1人1人に壮絶なドラマがあり、小学校卒業後、学べなかった辛い事情がある。
でも皆さん、間に合った~!という感じで、生き生きと、本当に楽しそうに学んでいる。
観ながら「まなぶ」という言葉の本当の意味をずっと考えていました。
映画の後半、無事中学校を卒業した男性が、勉強の意味を聞かれて
「心が豊かになるよね」と答えていたシーンが胸に沁みました。
この男性は、小学校卒業後、奉公先から中学に行かせてやる、と言われた約束も反故にされて、ずっと安いお給料で働き通しだったそうです。いろんな技術を身につけても、中学を出ていないということで免許をとれないことも多く、若い頃は荒れた生活をしていたとも。
でも、70歳を過ぎて、年上の奥さんの介護をしながら、中学校に通って、先生と語り合う。
この方が卒業式で答辞を読んでいる時、彼よりずっと若い先生方は、感動で涙をこらえている。

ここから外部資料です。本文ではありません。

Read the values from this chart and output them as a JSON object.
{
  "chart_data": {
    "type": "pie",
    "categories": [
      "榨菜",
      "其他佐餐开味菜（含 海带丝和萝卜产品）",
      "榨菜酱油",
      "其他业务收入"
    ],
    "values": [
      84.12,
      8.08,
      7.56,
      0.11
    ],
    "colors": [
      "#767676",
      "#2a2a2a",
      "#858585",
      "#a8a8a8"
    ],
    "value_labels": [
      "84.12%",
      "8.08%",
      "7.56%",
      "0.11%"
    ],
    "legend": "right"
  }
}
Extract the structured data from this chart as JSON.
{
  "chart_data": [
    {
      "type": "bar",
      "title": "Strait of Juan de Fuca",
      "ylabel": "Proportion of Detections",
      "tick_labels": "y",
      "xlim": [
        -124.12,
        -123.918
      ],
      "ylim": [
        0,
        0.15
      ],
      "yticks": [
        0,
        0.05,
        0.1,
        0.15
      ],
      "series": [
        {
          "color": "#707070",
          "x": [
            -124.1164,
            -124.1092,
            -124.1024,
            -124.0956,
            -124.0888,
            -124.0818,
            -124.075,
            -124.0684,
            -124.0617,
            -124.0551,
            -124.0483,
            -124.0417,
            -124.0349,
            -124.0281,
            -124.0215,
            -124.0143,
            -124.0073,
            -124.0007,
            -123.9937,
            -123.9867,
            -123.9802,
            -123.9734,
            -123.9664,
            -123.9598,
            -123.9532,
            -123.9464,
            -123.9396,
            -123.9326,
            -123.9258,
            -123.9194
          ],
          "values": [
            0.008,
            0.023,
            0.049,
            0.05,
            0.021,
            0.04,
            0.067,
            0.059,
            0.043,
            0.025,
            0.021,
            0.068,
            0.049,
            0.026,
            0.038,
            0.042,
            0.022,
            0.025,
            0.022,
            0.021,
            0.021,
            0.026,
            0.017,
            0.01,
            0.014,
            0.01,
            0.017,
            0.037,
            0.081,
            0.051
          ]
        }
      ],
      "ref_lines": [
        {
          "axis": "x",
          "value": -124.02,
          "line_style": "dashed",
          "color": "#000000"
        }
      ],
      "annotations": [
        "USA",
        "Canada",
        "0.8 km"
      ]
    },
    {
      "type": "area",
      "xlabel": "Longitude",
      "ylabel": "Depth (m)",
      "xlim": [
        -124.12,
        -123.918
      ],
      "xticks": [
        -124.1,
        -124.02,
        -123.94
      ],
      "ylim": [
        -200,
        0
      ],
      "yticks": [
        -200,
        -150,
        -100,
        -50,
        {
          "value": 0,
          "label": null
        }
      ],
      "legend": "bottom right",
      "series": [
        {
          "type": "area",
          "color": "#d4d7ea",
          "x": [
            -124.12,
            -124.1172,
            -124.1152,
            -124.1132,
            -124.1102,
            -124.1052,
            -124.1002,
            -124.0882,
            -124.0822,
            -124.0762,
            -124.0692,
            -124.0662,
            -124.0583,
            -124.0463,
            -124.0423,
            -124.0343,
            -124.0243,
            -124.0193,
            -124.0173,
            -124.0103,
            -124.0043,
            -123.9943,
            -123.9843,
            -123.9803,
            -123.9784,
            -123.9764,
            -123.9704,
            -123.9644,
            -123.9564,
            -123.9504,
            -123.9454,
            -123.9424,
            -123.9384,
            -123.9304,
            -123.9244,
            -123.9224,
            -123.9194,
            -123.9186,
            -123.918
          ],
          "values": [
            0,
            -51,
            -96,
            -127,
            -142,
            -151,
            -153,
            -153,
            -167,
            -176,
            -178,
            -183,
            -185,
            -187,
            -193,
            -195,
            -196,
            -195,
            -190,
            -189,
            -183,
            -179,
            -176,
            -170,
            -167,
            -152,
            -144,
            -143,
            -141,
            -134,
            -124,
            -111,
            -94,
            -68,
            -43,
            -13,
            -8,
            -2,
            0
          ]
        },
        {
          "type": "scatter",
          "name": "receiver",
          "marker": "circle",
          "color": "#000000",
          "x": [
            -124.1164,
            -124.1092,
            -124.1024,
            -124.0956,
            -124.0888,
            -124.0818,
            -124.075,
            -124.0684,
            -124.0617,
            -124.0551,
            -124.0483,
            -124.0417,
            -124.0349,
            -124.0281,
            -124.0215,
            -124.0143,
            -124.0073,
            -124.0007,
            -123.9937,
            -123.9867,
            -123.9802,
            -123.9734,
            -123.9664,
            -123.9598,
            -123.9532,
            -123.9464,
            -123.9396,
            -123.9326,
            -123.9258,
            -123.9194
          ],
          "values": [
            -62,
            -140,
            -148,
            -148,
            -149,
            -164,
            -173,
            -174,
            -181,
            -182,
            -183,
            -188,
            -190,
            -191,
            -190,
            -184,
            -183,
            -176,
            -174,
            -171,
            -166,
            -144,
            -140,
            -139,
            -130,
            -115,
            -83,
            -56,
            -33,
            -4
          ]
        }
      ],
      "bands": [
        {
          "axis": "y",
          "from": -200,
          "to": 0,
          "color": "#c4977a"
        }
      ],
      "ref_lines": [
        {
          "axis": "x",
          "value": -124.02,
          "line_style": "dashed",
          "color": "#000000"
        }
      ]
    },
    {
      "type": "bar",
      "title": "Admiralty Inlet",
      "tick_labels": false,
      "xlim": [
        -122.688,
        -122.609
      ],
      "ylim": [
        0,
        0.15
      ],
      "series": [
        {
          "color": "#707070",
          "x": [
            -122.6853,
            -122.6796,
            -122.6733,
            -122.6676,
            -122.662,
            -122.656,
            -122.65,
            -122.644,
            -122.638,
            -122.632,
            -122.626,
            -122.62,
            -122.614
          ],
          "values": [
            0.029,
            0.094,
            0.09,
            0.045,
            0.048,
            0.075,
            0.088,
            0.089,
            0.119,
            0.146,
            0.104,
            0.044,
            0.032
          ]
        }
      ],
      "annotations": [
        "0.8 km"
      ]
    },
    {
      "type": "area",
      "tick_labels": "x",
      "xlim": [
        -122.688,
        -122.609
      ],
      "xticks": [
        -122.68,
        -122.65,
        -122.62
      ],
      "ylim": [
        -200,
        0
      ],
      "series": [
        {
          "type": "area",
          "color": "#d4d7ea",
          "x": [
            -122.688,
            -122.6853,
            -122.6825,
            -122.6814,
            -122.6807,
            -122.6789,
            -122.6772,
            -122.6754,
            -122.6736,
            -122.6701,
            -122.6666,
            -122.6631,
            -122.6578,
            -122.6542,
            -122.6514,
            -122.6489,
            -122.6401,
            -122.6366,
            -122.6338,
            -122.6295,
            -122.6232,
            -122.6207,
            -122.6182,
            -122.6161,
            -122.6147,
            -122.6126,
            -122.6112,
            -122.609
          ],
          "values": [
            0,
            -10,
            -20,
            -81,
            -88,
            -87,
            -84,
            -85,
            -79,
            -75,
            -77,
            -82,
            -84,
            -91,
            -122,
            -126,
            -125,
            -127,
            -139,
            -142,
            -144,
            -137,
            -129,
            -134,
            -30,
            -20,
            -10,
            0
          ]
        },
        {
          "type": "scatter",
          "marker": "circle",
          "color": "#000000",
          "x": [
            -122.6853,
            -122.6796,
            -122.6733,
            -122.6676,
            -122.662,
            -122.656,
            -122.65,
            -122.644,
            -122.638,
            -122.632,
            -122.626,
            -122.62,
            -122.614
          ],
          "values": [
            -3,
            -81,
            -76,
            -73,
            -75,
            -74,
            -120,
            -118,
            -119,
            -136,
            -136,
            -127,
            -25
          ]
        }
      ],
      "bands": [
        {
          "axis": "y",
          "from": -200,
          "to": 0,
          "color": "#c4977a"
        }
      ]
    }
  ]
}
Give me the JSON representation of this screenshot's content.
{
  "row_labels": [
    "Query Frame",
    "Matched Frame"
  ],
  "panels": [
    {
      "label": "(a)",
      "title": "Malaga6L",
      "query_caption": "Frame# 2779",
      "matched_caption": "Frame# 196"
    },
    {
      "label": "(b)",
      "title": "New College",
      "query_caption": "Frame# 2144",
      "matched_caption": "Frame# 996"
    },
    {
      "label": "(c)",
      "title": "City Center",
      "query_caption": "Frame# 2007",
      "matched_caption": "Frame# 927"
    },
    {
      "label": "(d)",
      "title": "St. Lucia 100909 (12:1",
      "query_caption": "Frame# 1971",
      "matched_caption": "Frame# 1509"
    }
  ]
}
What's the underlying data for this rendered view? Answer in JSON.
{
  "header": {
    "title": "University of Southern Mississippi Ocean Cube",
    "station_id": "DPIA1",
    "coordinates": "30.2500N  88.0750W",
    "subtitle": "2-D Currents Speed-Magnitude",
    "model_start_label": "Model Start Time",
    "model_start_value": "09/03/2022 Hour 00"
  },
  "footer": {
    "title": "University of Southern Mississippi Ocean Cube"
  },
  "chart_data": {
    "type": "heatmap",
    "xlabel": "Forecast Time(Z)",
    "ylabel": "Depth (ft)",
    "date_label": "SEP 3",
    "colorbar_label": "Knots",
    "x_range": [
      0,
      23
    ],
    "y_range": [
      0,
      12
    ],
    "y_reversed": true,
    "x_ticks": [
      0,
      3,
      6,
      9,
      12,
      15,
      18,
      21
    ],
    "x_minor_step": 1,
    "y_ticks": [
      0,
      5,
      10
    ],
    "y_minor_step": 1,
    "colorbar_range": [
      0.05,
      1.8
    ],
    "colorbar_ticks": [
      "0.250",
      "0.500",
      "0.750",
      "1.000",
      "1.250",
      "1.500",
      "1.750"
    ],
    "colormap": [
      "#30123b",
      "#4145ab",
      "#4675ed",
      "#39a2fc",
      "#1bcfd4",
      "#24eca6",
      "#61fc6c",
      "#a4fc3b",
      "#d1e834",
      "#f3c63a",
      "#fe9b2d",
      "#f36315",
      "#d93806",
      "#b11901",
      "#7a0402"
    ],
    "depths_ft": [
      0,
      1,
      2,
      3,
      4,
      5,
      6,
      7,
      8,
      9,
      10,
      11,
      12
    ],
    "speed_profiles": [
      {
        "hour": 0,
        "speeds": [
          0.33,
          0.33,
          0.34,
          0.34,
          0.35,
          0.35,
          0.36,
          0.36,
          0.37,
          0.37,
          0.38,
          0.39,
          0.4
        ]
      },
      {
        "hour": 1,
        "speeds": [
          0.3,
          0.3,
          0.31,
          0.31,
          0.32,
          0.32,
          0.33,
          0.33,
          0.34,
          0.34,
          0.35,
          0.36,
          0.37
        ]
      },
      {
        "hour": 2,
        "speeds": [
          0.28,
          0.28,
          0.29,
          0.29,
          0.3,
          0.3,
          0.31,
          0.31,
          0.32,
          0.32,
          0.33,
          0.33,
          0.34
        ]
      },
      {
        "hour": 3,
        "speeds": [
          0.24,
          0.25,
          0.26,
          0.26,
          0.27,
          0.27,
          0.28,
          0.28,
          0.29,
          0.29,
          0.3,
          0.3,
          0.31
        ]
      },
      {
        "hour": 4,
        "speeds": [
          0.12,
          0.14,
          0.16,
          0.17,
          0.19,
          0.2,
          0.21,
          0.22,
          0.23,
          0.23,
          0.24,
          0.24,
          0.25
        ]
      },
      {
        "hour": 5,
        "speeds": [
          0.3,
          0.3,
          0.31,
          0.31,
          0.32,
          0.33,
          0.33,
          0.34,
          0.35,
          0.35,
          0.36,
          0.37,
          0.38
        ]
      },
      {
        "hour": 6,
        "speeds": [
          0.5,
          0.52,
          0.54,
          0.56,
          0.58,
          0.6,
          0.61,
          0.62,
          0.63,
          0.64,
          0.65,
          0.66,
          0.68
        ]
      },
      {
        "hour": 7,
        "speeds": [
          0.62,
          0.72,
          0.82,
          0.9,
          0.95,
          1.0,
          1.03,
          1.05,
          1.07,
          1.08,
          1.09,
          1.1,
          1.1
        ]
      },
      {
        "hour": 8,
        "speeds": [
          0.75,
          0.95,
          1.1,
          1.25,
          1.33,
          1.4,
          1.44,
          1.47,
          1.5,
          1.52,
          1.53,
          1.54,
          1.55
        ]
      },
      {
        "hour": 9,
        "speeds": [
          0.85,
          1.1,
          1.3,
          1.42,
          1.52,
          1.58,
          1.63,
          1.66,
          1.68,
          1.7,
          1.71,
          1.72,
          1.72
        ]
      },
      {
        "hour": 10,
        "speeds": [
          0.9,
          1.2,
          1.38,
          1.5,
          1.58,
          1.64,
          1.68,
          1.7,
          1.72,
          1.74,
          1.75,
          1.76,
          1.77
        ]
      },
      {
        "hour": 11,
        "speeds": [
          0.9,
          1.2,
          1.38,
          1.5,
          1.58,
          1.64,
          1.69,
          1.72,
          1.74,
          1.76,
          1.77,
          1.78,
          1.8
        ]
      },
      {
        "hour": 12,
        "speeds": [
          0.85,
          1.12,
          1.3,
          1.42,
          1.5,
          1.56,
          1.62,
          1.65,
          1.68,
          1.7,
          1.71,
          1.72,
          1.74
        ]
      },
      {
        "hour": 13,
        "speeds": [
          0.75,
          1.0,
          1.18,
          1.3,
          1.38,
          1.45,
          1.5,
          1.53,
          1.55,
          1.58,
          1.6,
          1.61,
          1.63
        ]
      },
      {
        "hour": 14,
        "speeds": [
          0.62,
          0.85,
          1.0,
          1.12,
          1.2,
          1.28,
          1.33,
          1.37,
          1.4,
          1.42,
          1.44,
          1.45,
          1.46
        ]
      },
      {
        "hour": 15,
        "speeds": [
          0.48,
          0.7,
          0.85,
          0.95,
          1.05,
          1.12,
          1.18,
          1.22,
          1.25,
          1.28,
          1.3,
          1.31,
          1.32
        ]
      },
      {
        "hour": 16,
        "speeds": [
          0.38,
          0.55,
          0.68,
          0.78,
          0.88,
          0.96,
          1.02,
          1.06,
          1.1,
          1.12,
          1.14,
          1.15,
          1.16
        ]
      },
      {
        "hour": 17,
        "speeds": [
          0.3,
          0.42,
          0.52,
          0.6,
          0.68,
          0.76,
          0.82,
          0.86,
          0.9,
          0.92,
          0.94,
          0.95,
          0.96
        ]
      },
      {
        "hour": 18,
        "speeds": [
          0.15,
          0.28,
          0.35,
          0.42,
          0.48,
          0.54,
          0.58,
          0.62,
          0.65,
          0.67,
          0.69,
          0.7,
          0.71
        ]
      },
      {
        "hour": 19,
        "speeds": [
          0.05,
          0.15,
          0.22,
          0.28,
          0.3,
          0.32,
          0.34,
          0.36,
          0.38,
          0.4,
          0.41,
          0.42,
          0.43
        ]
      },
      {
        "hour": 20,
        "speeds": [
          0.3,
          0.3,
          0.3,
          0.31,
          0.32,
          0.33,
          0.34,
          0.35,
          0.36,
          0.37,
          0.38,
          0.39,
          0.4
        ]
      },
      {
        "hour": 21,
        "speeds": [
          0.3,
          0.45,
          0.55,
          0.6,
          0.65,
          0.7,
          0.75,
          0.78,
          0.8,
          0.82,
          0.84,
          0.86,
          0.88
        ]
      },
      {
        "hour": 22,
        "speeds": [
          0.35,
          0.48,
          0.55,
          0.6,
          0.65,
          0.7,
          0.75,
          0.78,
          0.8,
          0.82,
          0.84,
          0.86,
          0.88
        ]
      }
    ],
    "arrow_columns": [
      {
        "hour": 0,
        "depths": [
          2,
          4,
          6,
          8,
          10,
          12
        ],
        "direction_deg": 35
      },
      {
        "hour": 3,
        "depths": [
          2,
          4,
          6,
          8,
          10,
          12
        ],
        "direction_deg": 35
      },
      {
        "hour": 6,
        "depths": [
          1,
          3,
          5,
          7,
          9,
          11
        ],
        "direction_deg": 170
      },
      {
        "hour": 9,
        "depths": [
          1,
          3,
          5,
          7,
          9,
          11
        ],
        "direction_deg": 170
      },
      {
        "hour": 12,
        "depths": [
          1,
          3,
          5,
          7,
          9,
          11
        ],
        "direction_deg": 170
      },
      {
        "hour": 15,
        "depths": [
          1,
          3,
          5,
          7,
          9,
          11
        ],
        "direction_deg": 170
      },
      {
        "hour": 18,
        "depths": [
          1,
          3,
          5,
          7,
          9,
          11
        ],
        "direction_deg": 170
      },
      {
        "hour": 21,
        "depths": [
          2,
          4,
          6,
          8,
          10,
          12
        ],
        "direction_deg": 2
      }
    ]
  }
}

学びたくて学びたくて仕方なかったのに、学べないまま社会に放り出されて、晩年の今、学べる喜びを感じている人と、
学びの意味を知ることのないまま、保護者に言われていやいや勉強せざるを得ない今の子ども。
どっちが幸せだろうか。
今を生きる幸せを享受できているのはどちらだろうか。
私は学校大嫌いだったので、学生だった当時は「まなぶ」ことの意味を全く見いだせませんでした。
でも、興味のある本だけをずっと読み続けたり、好きなことを好きなように書き散らす楽しさは知っていて、実はそのことは逆説的に、学校教育という、自分には全く合わない場所から自分を守るために探し当てることができたんじゃないか、と、思ったり。
そして、この映画に出てくる方々の足元にも及ばないけれど、私も、ずっと学び続けたい、と思います。
心が豊かになる、という言葉を心の中で反芻しながら、帰途につきました。